There are two neurotransmitters in the brain that are implicated in both mental disorders and addiction. Dopamine, which carries messages from one brain cell to another, increases with stimulant use and is also increased in people with schizophrenia, has also been implicated in both schizophrenia and depression. Increased dopamine activity occurs in both stimulant use – such as cocaine. Abnormalities in the neurotransmitter serotonin are associated with alcoholism and certain mood disorders.
Again, teasing out the cause-effect nature of dual-diagnosis is tricky and may not always be possible to ascertain. Regardless of the cause, identifying dual-diagnosis early in the treatment process is extremely important. For one, clinicians need to be aware of and take both disorders into account to formulate an effective treatment plan. In addition, research has shown that the earlier treatment begins, the better the outcome for patients.
Diagnosing co-occurring disorders in patients requires a thorough patient history, including a detailed family history of drug and mental problems, history of sexual and physical abuse and the use of screening tools to identify underlying conditions. The Substance Abuse and Mental Health Services Administration (SAMHSA) website provides free online tools to check for myriad mental and substance use disorders (visit https://www.integration.samhsa.gov/clinical-practice/screening-tools). In many cases, using the SAMHSA suicide screening tool is advisable, especially for patients with eating disorders, depression, and anxiety disorders.
The upside of the overlap between substance use and mental disorders causes and effects is that evidence-based treatments for both also overlap. Research has clearly shown that the most effective treatment for dual-diagnosis combines psychotherapy with medication-assisted therapy (MAT). The role of medication cannot be overstated; in some cases, mental and addiction symptoms may respond to the same medication. Bupropion (Wellbutrin, Zyban), for example, has shown promise in treating both depression and reducing methamphetamine cravings. Medications that regulate serotonin and dopamine can both decrease the urges of addiction and mitigate certain psychological symptoms such as mania, anxiety, and depression.
Cognitive behavioral therapy (CBT) – so-called “talk therapy” – is also proven to be effective in patients with dual-diagnosis. There are specific approaches for men versus women, adolescents versus adults, and families versus one-on-one or group therapy. Art therapy, yoga, and other supplemental interventions are excellent additions to the treatment plan.

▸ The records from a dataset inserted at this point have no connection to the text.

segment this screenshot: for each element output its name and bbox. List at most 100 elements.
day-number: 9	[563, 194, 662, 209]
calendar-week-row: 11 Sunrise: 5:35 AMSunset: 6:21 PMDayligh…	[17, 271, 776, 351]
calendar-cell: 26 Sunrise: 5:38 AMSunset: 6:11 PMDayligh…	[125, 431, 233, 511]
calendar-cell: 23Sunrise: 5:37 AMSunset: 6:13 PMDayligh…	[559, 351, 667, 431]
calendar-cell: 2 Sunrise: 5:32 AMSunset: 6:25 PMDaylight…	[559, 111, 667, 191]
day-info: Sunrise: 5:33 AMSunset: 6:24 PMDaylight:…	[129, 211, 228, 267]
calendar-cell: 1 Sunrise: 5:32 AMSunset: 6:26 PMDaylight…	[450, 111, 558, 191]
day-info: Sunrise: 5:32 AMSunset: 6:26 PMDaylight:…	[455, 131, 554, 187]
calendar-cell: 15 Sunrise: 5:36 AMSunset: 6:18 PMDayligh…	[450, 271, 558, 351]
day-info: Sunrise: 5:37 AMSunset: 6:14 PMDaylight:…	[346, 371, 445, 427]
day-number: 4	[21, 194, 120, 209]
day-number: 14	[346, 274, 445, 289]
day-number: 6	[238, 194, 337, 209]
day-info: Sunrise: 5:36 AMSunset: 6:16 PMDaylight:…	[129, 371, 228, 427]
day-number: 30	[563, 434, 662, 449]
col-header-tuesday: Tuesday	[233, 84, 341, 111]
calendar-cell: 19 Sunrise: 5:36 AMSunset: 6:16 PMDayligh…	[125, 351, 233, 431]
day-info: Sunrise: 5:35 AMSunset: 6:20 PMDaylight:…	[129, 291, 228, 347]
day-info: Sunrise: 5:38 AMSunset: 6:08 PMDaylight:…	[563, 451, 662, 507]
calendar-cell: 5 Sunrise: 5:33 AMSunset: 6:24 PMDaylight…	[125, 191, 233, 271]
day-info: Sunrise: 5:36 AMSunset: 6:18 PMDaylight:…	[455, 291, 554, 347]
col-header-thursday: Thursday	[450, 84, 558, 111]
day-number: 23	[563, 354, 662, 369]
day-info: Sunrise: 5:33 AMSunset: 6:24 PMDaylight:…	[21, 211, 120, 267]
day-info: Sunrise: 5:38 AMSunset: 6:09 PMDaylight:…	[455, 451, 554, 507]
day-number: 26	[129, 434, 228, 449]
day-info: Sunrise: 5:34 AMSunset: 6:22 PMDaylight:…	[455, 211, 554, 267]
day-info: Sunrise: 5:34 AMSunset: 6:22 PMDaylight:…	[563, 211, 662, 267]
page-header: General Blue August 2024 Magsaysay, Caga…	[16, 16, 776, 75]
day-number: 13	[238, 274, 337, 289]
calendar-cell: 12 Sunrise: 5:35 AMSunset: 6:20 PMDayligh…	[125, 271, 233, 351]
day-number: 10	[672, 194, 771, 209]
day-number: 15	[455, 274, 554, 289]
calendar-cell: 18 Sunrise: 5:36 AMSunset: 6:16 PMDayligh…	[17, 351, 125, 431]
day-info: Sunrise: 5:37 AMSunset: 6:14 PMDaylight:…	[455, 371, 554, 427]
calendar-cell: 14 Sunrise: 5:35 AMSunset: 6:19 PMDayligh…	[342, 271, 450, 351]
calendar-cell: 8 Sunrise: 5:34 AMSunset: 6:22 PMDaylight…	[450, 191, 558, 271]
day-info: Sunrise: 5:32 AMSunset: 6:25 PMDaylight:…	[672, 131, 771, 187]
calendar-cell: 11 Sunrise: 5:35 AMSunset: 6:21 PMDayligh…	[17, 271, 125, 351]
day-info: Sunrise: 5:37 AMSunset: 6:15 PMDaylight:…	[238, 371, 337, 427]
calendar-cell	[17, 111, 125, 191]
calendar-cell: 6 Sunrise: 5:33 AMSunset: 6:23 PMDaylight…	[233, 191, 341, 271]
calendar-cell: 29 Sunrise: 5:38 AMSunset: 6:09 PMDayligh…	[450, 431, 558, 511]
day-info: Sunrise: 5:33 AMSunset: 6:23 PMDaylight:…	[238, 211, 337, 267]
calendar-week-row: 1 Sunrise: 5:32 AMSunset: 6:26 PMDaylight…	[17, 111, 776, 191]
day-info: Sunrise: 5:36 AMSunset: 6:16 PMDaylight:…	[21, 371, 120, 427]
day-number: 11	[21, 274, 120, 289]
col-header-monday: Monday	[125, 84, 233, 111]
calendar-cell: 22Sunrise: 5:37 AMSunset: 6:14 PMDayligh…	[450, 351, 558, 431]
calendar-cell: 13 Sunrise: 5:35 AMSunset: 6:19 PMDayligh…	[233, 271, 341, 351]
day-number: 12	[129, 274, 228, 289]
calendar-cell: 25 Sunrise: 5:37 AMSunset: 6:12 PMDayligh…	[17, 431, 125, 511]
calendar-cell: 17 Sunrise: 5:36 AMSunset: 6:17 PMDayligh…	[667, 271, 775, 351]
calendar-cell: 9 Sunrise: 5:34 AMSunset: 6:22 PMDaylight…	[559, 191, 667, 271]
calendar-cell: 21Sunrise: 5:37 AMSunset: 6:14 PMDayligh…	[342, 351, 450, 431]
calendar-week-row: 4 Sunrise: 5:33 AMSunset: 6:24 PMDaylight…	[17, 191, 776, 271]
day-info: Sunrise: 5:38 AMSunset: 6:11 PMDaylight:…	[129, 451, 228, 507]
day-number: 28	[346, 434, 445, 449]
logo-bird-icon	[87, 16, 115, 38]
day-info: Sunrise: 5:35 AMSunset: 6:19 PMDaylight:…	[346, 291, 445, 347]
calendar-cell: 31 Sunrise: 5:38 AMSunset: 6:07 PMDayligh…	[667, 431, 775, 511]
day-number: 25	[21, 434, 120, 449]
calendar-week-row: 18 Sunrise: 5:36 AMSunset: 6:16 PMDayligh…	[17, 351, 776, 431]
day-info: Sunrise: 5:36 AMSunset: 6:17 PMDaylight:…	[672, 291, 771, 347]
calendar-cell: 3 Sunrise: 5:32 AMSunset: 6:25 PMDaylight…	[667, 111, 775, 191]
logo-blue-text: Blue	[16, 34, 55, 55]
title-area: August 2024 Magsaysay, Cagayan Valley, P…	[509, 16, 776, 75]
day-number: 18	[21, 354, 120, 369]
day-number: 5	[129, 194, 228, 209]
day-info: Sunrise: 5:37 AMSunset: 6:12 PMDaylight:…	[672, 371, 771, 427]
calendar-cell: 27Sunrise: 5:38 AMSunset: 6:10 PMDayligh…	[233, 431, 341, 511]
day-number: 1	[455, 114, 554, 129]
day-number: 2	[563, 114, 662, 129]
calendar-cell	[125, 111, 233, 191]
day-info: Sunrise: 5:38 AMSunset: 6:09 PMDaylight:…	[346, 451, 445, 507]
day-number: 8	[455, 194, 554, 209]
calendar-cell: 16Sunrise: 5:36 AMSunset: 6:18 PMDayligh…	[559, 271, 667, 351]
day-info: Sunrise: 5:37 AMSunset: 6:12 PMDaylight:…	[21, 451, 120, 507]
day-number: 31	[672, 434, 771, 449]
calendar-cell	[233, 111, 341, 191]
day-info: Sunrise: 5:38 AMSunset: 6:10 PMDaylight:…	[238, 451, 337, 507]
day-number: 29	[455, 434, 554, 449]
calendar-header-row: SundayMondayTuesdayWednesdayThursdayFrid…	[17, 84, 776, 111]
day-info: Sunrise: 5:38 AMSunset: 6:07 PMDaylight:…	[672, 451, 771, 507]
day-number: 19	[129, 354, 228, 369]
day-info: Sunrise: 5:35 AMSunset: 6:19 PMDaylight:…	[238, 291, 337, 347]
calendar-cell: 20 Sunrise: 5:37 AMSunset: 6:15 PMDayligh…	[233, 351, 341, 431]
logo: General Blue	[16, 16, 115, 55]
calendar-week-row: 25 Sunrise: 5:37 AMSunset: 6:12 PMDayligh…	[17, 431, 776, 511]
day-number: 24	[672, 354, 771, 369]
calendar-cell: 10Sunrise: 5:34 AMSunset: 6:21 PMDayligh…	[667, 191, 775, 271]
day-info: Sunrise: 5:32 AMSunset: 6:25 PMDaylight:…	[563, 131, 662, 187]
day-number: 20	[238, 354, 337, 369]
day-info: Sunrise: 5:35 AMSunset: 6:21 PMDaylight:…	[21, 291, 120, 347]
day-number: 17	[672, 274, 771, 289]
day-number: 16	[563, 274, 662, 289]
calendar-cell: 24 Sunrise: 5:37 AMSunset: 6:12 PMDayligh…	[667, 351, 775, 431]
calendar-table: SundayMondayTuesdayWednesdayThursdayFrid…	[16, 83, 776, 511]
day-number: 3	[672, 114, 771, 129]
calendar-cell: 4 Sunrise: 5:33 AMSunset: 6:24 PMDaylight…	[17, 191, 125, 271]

There is no “one-size-fits-all” approach. The best treatment plan takes into account each patient’s physical state, individual symptoms, medical and familial history and – last but certainly not least – preferences, beliefs and comfort level with specific approaches. The best outcomes happen when all of these factors are taken into account at the outset and clinical teams solicit frequent and periodic feedback from patients during treatment. Obtaining patient feedback allows the care team to adjust the care plan as needed to give patients the best chance of recovery.
Treating dual-diagnosis is a delicate and complicated process, but people can and do recover every day. Individuals with these devastating disorders deserve a chance to live healthy and productive lives, just as the rest of us do.